Friday, December 02, 2011
The Circle of Life
When the technician told me her daughters' names, I said, "Oooh! Those are good ones! We're always looking for good "S" names since our last name starts with an S" (and it's fun to alliterate, obviously). Her lack of a response told me with certainty that the baby is a boy—no Sophias or Sadies for us—but Dr. Husband pointed out that she's a medical professional and unlikely to reveal information she's not supposed to. God knows those people never slip up! Still, I'm assuming boy. Samuel? Scott? Silas? Singer?*
The baby appears healthy and strong with no obvious markers of obvious problems, which is fitting since people in this family tend to have more subtle kinds of problems—the kind that require therapy, not the kind that require intervention by a team of specialists. (Though now that I think about it, I can imagine any number of ways in which intervention by a team of specialists would have been/would still be a GODSEND.)

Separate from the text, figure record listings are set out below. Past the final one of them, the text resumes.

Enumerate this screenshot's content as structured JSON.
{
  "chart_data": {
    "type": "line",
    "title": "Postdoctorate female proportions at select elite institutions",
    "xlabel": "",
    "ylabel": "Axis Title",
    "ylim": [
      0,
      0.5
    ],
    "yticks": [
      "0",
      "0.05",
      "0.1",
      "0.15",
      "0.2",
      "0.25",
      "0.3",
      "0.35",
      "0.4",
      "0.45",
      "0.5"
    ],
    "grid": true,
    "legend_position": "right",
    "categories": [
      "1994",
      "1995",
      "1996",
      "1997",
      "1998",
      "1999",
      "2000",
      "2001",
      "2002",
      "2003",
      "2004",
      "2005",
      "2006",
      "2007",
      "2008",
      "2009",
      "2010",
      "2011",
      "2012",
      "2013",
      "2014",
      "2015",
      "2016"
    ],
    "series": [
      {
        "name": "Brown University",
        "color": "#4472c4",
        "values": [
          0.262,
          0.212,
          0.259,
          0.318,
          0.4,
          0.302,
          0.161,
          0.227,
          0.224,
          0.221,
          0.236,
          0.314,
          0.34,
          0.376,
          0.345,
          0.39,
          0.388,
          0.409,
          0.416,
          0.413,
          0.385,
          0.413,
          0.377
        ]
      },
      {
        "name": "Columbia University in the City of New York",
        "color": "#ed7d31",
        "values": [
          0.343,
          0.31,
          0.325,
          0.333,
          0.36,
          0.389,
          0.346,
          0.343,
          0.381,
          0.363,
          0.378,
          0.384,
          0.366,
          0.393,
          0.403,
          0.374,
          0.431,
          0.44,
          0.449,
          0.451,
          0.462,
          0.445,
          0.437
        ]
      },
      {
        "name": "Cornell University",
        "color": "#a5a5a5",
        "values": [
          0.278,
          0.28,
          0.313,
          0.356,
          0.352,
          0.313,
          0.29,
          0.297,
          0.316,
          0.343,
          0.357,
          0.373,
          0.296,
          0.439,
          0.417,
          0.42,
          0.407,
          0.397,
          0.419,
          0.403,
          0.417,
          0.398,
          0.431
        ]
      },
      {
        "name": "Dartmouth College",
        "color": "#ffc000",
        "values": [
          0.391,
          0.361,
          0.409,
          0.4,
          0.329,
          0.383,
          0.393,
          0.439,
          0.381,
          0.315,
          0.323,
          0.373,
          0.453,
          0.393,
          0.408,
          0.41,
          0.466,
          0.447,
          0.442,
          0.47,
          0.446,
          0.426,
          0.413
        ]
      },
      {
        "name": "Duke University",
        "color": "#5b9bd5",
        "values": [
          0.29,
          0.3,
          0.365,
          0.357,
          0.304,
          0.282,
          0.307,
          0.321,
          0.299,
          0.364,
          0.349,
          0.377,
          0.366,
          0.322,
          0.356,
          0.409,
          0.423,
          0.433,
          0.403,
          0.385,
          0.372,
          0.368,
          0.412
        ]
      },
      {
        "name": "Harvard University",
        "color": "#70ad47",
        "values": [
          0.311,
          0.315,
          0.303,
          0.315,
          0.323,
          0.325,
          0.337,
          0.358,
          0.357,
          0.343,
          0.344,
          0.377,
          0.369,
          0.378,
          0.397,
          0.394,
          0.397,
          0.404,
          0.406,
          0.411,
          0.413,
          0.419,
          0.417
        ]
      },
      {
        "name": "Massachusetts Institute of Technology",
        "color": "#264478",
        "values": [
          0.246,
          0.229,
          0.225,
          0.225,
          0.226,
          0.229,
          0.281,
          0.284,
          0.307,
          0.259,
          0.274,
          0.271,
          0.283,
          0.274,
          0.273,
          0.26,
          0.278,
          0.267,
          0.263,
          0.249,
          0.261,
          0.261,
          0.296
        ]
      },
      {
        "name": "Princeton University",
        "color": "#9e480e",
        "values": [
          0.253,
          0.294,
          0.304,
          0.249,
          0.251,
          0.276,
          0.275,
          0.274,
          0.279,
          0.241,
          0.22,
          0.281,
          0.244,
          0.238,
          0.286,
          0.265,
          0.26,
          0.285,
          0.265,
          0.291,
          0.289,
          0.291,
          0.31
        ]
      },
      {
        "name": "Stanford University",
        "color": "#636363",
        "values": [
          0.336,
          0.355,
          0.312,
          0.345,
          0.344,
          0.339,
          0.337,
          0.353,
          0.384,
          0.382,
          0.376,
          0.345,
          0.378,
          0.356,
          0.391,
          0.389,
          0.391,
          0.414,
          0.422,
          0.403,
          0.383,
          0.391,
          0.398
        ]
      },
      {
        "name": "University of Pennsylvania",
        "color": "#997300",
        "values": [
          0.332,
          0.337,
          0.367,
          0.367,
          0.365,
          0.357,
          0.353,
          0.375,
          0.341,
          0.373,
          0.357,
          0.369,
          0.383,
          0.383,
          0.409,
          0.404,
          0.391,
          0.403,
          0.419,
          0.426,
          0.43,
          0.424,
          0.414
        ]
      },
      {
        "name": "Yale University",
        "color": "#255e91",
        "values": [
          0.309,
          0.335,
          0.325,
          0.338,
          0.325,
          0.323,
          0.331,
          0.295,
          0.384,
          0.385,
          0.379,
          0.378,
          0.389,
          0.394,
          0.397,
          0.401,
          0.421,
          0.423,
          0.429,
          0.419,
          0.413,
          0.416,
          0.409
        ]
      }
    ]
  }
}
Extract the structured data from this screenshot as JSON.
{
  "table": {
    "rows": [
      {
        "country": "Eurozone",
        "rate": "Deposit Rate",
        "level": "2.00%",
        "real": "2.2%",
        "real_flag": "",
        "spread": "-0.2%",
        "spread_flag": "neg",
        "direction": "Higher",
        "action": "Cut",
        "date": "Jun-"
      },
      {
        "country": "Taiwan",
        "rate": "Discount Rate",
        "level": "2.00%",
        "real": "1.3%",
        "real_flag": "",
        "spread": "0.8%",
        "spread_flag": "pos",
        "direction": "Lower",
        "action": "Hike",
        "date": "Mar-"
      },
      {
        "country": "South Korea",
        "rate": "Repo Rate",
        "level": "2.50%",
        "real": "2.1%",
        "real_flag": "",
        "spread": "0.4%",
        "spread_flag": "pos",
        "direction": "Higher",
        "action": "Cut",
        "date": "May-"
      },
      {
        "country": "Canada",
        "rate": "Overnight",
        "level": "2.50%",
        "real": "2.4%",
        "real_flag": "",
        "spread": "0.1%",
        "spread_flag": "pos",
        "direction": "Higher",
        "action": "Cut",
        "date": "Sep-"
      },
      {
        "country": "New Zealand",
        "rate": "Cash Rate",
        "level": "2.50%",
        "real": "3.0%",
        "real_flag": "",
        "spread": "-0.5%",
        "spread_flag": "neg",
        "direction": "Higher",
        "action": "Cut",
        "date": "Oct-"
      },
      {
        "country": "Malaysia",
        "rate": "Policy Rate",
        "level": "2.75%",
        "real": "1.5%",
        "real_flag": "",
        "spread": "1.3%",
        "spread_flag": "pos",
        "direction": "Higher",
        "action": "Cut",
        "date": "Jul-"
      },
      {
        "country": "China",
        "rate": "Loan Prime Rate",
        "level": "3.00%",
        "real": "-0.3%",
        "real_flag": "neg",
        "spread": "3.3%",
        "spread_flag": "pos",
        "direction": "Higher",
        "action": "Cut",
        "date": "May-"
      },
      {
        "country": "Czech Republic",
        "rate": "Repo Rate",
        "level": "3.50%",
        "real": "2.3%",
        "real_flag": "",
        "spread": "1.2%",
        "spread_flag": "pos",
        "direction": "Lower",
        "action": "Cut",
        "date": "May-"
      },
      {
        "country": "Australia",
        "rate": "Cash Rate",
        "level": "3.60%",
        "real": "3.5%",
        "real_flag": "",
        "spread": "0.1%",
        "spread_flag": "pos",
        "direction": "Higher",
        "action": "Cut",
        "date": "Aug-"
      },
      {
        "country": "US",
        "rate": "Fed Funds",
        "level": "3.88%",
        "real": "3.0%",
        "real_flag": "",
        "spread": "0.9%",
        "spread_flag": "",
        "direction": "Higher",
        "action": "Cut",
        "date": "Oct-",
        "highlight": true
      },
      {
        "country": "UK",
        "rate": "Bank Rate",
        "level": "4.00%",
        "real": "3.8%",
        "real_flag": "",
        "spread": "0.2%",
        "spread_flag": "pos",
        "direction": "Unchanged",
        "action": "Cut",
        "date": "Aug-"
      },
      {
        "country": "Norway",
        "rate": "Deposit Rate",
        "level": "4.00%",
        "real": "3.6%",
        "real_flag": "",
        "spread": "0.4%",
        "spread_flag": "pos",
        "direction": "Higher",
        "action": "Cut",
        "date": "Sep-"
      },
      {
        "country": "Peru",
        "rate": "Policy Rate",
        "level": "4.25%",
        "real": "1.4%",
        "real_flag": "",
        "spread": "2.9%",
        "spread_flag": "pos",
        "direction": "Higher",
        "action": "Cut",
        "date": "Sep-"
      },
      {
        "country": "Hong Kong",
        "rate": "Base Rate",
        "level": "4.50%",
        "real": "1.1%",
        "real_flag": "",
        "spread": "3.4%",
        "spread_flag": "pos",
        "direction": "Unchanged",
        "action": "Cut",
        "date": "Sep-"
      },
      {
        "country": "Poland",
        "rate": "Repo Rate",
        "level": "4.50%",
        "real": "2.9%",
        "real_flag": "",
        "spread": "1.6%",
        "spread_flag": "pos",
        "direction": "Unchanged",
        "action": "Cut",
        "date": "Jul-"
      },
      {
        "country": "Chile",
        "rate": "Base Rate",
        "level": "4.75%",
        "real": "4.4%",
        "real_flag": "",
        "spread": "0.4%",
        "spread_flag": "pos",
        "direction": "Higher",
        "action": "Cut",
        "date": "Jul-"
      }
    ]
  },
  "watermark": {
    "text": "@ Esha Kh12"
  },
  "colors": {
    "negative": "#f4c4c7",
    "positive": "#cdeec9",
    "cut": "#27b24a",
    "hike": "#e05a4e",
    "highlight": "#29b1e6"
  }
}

I was reading through the radiologist's report, happily noting all the "normals" (not to mention the "singles"), when I glanced at the top of the page and saw, "Detailed screen for fetal anomalies — Advanced Maternal Age."
I'd forgotten that at 36 I'm ooooooooooold. I do feel kinda creaky nowadays, but I assumed that was from this damp climate and carrying around an extra 20 pounds in my mid-section and a 27-pound toddler in my arms. Not so. It's because I'm elderly. Advanced. Old.
Now get over here so I can call you by the wrong name and pinch those rosy cheeks and force you to eat some peanut brittle.
*None of these are names we would actually use. Unless something tragic happens to Dr. Husband before the baby is born, in which case Silas and Singer will both be back in play.)